Belgian contribution:
Proteomic and structure-function studies of cold adaptations. The whole genome sequence of the Antarctic bacterium Pseudoalteromonas haloplanktis, isolated by the Laboratory, has been recently elucidated. Hence, the first objective is to identify the molecular adaptations imposed by life in the cold on the basis of these sequence data. The research will be devoted to the identification, isolation and functional characterization of the structural and regulatory factors permanently synthesized by the cold-adapted bacterium that allow the maintenance of life at low temperatures. Practically, the bacterium will be cultured at decreasing temperatures between 18°C and 0°C. The cellular proteins at each temperature will be compared by 2D electrophoresis (2D-DIGE) and by 2D-Liquid Chromatography in order to identify proteins that are over-expressed at low culture temperatures. These proteins will be identified by mass spectrometry of their tryptic peptides. The effects of the deletion or the overexpression of the main cold-adaptation proteins on the bacterial proteome will be studied. Using these data, a metabolic pattern of cold adaptation will be drawn. Similar experiments will be performed on Antarctic bacteria belonging to different taxonomic groups to refine this pattern. The main cold-induced proteins will be characterized with respect to their specific functions and three-dimensional structure.

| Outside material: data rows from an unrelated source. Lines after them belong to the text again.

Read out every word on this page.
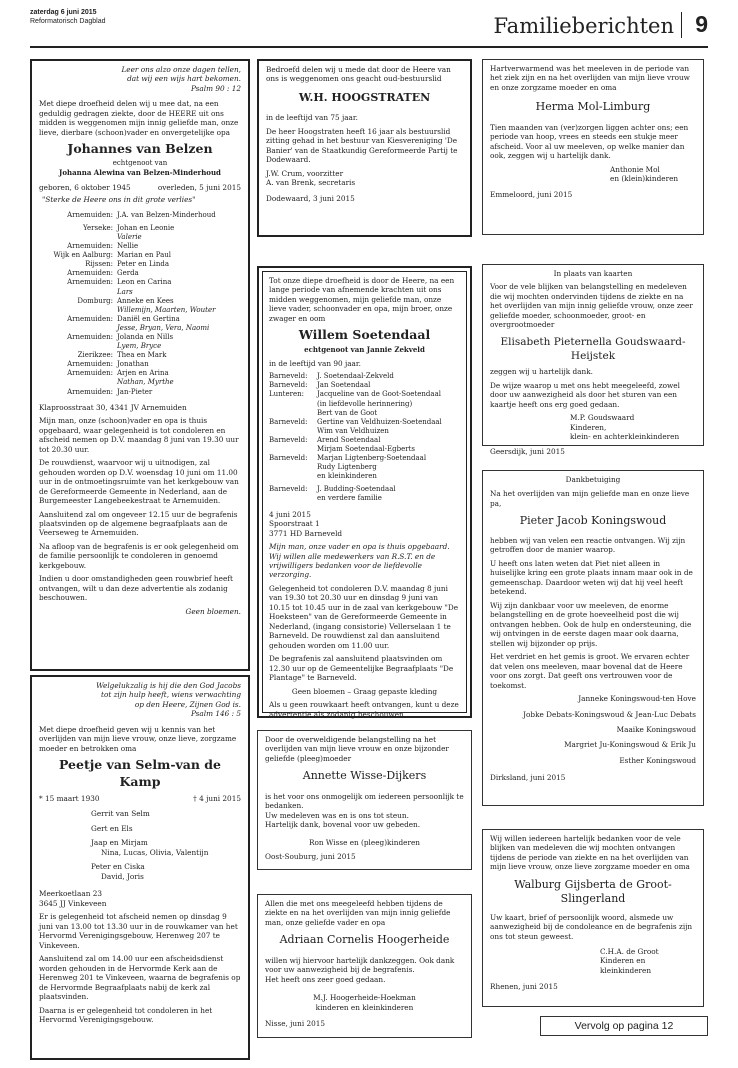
zaterdag 6 juni 2015
Reformatorisch Dagblad	Familieberichten 9
Leer ons alzo onze dagen tellen,
dat wij een wijs hart bekomen.
Psalm 90 : 12

Met diepe droefheid delen wij u mee dat, na een geduldig gedragen ziekte, door de HEERE uit ons midden is weggenomen mijn innig geliefde man, onze lieve, dierbare (schoon)vader en onvergetelijke opa

Johannes van Belzen
echtgenoot van
Johanna Alewina van Belzen-Minderhoud
geboren, 6 oktober 1945	overleden, 5 juni 2015

"Sterke de Heere ons in dit grote verlies"

Arnemuiden: J.A. van Belzen-Minderhoud
Yerseke: Johan en Leonie
Valerie
Arnemuiden: Nellie
Wijk en Aalburg: Marian en Paul
Rijssen: Peter en Linda
Arnemuiden: Gerda
Arnemuiden: Leon en Carina
Lars
Domburg: Anneke en Kees
Willemijn, Maarten, Wouter
Arnemuiden: Daniël en Gertina
Jesse, Bryan, Vera, Naomi
Arnemuiden: Jolanda en Nills
Lyem, Bryce
Zierikzee: Thea en Mark
Arnemuiden: Jonathan
Arnemuiden: Arjen en Arina
Nathan, Myrthe
Arnemuiden: Jan-Pieter

Klaproosstraat 30, 4341 JV Arnemuiden

Mijn man, onze (schoon)vader en opa is thuis opgebaard, waar gelegenheid is tot condoleren en afscheid nemen op D.V. maandag 8 juni van 19.30 uur tot 20.30 uur.

De rouwdienst, waarvoor wij u uitnodigen, zal gehouden worden op D.V. woensdag 10 juni om 11.00 uur in de ontmoetingsruimte van het kerkgebouw van de Gereformeerde Gemeente in Nederland, aan de Burgemeester Langebeekestraat te Arnemuiden.

Aansluitend zal om ongeveer 12.15 uur de begrafenis plaatsvinden op de algemene begraafplaats aan de Veerseweg te Arnemuiden.

Na afloop van de begrafenis is er ook gelegenheid om de familie persoonlijk te condoleren in genoemd kerkgebouw.

Indien u door omstandigheden geen rouwbrief heeft ontvangen, wilt u dan deze advertentie als zodanig beschouwen.

Geen bloemen.
Welgelukzalig is hij die den God Jacobs
tot zijn hulp heeft, wiens verwachting
op den Heere, Zijnen God is.
Psalm 146 : 5

Met diepe droefheid geven wij u kennis van het overlijden van mijn lieve vrouw, onze lieve, zorgzame moeder en betrokken oma

Peetje van Selm-van de Kamp
* 15 maart 1930	† 4 juni 2015
Gerrit van Selm
Gert en Els
Jaap en Mirjam
Nina, Lucas, Olivia, Valentijn
Peter en Ciska
David, Joris
Meerkoetlaan 23

3645 JJ Vinkeveen

Er is gelegenheid tot afscheid nemen op dinsdag 9 juni van 13.00 tot 13.30 uur in de rouwkamer van het Hervormd Verenigingsgebouw, Herenweg 207 te Vinkeveen.

Aansluitend zal om 14.00 uur een afscheidsdienst worden gehouden in de Hervormde Kerk aan de Herenweg 201 te Vinkeveen, waarna de begrafenis op de Hervormde Begraafplaats nabij de kerk zal plaatsvinden.

Daarna is er gelegenheid tot condoleren in het Hervormd Verenigingsgebouw.

Bedroefd delen wij u mede dat door de Heere van ons is weggenomen ons geacht oud-bestuurslid

W.H. HOOGSTRATEN

in de leeftijd van 75 jaar.

De heer Hoogstraten heeft 16 jaar als bestuurslid zitting gehad in het bestuur van Kiesvereniging 'De Banier' van de Staatkundig Gereformeerde Partij te Dodewaard.

J.W. Crum, voorzitter

A. van Brenk, secretaris

Dodewaard, 3 juni 2015

Tot onze diepe droefheid is door de Heere, na een lange periode van afnemende krachten uit ons midden weggenomen, mijn geliefde man, onze lieve vader, schoonvader en opa, mijn broer, onze zwager en oom

Willem Soetendaal
echtgenoot van Jannie Zekveld

in de leeftijd van 90 jaar.

Barneveld:	J. Soetendaal-Zekveld
Barneveld:	Jan Soetendaal
Lunteren:	Jacqueline van de Goot-Soetendaal
(in liefdevolle herinnering)
Bert van de Goot
Barneveld:	Gertine van Veldhuizen-Soetendaal
Wim van Veldhuizen
Barneveld:	Arend Soetendaal
Mirjam Soetendaal-Egberts
Barneveld:	Marjan Ligtenberg-Soetendaal
Rudy Ligtenberg
en kleinkinderen
Barneveld:	J. Budding-Soetendaal
en verdere familie
4 juni 2015
Spoorstraat 1

3771 HD Barneveld

Mijn man, onze vader en opa is thuis opgebaard. Wij willen alle medewerkers van R.S.T. en de vrijwilligers bedanken voor de liefdevolle verzorging.

Gelegenheid tot condoleren D.V. maandag 8 juni van 19.30 tot 20.30 uur en dinsdag 9 juni van 10.15 tot 10.45 uur in de zaal van kerkgebouw "De Hoeksteen" van de Gereformeerde Gemeente in Nederland, (ingang consistorie) Vellerselaan 1 te Barneveld. De rouwdienst zal dan aansluitend gehouden worden om 11.00 uur.

De begrafenis zal aansluitend plaatsvinden om 12.30 uur op de Gemeentelijke Begraafplaats "De Plantage" te Barneveld.

Geen bloemen – Graag gepaste kleding

Als u geen rouwkaart heeft ontvangen, kunt u deze advertentie als zodanig beschouwen.

Door de overweldigende belangstelling na het overlijden van mijn lieve vrouw en onze bijzonder geliefde (pleeg)moeder

Annette Wisse-Dijkers
is het voor ons onmogelijk om iedereen persoonlijk te bedanken.
Uw medeleven was en is ons tot steun.
Hartelijk dank, bovenal voor uw gebeden.
Ron Wisse en (pleeg)kinderen
Oost-Souburg, juni 2015

Allen die met ons meegeleefd hebben tijdens de ziekte en na het overlijden van mijn innig geliefde man, onze geliefde vader en opa

Adriaan Cornelis Hoogerheide
willen wij hiervoor hartelijk dankzeggen. Ook dank voor uw aanwezigheid bij de begrafenis.
Het heeft ons zeer goed gedaan.
M.J. Hoogerheide-Hoekman
kinderen en kleinkinderen
Nisse, juni 2015

Hartverwarmend was het meeleven in de periode van het ziek zijn en na het overlijden van mijn lieve vrouw en onze zorgzame moeder en oma

Herma Mol-Limburg

Tien maanden van (ver)zorgen liggen achter ons; een periode van hoop, vrees en steeds een stukje meer afscheid. Voor al uw meeleven, op welke manier dan ook, zeggen wij u hartelijk dank.

Anthonie Mol
en (klein)kinderen
Emmeloord, juni 2015
In plaats van kaarten

Voor de vele blijken van belangstelling en medeleven die wij mochten ondervinden tijdens de ziekte en na het overlijden van mijn innig geliefde vrouw, onze zeer geliefde moeder, schoonmoeder, groot- en overgrootmoeder

Elisabeth Pieternella Goudswaard-Heijstek

zeggen wij u hartelijk dank.

De wijze waarop u met ons hebt meegeleefd, zowel door uw aanwezigheid als door het sturen van een kaartje heeft ons erg goed gedaan.

M.P. Goudswaard
Kinderen,
klein- en achterkleinkinderen
Geersdijk, juni 2015
Dankbetuiging

Na het overlijden van mijn geliefde man en onze lieve pa,

Pieter Jacob Koningswoud

hebben wij van velen een reactie ontvangen. Wij zijn getroffen door de manier waarop.

U heeft ons laten weten dat Piet niet alleen in huiselijke kring een grote plaats innam maar ook in de gemeenschap. Daardoor weten wij dat hij veel heeft betekend.

Wij zijn dankbaar voor uw meeleven, de enorme belangstelling en de grote hoeveelheid post die wij ontvangen hebben. Ook de hulp en ondersteuning, die wij ontvingen in de eerste dagen maar ook daarna, stellen wij bijzonder op prijs.

Het verdriet en het gemis is groot. We ervaren echter dat velen ons meeleven, maar bovenal dat de Heere voor ons zorgt. Dat geeft ons vertrouwen voor de toekomst.

Janneke Koningswoud-ten Hove
Jobke Debats-Koningswoud & Jean-Luc Debats
Maaike Koningswoud
Margriet Ju-Koningswoud & Erik Ju
Esther Koningswoud
Dirksland, juni 2015

Wij willen iedereen hartelijk bedanken voor de vele blijken van medeleven die wij mochten ontvangen tijdens de periode van ziekte en na het overlijden van mijn lieve vrouw, onze lieve zorgzame moeder en oma

Walburg Gijsberta de Groot-Slingerland

Uw kaart, brief of persoonlijk woord, alsmede uw aanwezigheid bij de condoleance en de begrafenis zijn ons tot steun geweest.

C.H.A. de Groot
Kinderen en kleinkinderen
Rhenen, juni 2015
Vervolg op pagina 12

Beside the fundamental aspects of cold-adaptation, the proposed proteomic studies will simulate, for the first time, the effects of temperature increases on microbial life at both the cellular and molecular levels. This fundamental knowledge appears to be a prerequisite to evaluate the impacts of a possible climate change in polar environments.

Related campaigns with Belgian contribution:
Summer campaign of the Institut polaire français Paul Emile Victor (IPEV) in Terre Adélie, station Dumont d’Urville (Dr Jean Claude Marx, January-February 2007).